During the latest market spike, Bitcoin underwent a sharp correction as the altcoins rallied, and then the entire market collapsed in tandem over the following months.
Considering that major altcoins have risen from 50% to 100% in the past few weeks, Kelly is cautious about the growth of the altcoin market. He said:
“More than any other asset class in the world, Bitcoin is subject to FOMO more than anything else. We’re starting to see speculative coins, coins that cost less than $ 5, starting to rise 30% to 40% per day. These are the kinds of things that happen at highs in the short and medium term. “
The altcoin rally has caused serious problems in the cryptocurrency market. For example, on November 24, XRP’s price jumped nearly 50%, hitting $ 0.90 on Coinbase. Demand has increased to such an extent that it caused Coinbase to drop temporarily, which coincided with a drop in Bitcoin and Ether (ETH) prices.

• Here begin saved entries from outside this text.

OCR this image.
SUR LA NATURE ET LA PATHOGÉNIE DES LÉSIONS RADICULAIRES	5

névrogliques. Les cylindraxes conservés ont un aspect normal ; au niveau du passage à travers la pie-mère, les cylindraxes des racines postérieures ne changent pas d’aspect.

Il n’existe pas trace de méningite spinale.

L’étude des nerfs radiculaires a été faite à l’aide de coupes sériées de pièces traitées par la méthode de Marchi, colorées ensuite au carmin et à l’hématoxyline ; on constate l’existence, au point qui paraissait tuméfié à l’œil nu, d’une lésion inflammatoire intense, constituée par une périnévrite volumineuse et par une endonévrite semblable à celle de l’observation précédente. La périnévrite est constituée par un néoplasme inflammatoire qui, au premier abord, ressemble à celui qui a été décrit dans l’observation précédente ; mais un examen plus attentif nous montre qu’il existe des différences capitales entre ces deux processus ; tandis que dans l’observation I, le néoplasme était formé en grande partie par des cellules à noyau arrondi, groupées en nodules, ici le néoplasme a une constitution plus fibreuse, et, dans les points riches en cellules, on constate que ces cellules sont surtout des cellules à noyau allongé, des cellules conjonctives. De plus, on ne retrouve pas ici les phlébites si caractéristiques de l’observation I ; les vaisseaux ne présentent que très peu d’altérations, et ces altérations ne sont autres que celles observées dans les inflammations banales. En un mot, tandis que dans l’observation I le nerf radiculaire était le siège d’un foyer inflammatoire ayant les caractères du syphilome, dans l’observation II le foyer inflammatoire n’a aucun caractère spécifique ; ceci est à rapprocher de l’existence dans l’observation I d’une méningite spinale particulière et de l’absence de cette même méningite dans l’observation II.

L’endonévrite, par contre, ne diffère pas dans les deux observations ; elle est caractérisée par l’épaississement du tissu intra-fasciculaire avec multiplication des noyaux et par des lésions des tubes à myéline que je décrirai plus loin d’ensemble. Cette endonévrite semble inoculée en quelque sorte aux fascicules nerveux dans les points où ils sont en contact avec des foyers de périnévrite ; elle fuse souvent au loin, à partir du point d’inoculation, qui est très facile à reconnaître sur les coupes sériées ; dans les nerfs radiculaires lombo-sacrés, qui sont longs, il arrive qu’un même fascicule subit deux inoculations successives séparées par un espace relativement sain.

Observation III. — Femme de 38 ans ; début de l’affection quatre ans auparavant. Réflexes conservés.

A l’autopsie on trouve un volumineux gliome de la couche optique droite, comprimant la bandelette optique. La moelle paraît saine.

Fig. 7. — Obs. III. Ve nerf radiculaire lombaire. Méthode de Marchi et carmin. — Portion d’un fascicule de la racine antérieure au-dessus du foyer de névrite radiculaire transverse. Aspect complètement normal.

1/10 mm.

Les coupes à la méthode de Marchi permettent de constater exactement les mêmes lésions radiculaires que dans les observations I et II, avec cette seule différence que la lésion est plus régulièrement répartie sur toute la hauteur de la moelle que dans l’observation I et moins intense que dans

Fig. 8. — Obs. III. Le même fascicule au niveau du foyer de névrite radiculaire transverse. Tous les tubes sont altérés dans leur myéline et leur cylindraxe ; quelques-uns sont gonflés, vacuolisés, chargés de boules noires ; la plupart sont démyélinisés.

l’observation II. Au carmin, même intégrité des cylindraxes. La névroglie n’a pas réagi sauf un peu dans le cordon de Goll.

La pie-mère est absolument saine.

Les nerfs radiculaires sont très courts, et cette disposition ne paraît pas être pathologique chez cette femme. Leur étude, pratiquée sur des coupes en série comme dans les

Growth of the Bitcoin address overrated
Kelly has continuously used Bitcoin’s address growth metric as a way to evaluate BTC since 2017. When address growth doesn’t match BTC’s price, it could mean BTC is overpriced.
Currently, Kelly said the market is pricing in 25% address growth for Bitcoin over the next month. According to Kelly, this is a worrying sign that could mean that the market is overvaluing BTC in the short term. He said:
“When I look at address growth, the market is discounting about 25% address growth over the next 30 days. Whenever you get that big growth of an implied address, this is a sign of caution.
The funding rates for futures are high
Finally, Kelly spotted the rising funding rates of Bitcoin’s perpetual futures contracts across major exchanges.
When the funding rate rises, it means the market is dominated by long-term buyers and contract holders, increasing the likelihood of a long squeeze or pullback. He noted:
“The last is that we are starting to see retail enter this market and you are starting to see the interest rates it charges on margin go much higher.”
Counter-arguments against a local top at $ 19,000
Over the past couple of days, however, the BTC futures funding rate has stabilized after the price of Bitcoin dropped from $ 19,400 to $ 18,700.
But while the funding rate is even higher than usual, it hovers around 0.03%. For comparison, the funding rate stood at 0.18% on major exchanges at the height of the recent rally.
98% of $ BTC turns to profit: all happy! pic.twitter.com/pGpqqBh7uG
– Elias Simos (@eliasimos) November 20, 2020
The market is heating up less while many addresses are comfortably in profit. The combination of the two could allow the rally to continue in the near term.
Google Trends data also shows that the ongoing rally has lower general interest than it was three years ago, which suggests that the rally is only in its early stages. The popularity of the keyword “Bitcoin” in Google Search is only 20% of the interest recorded at the end of 2017.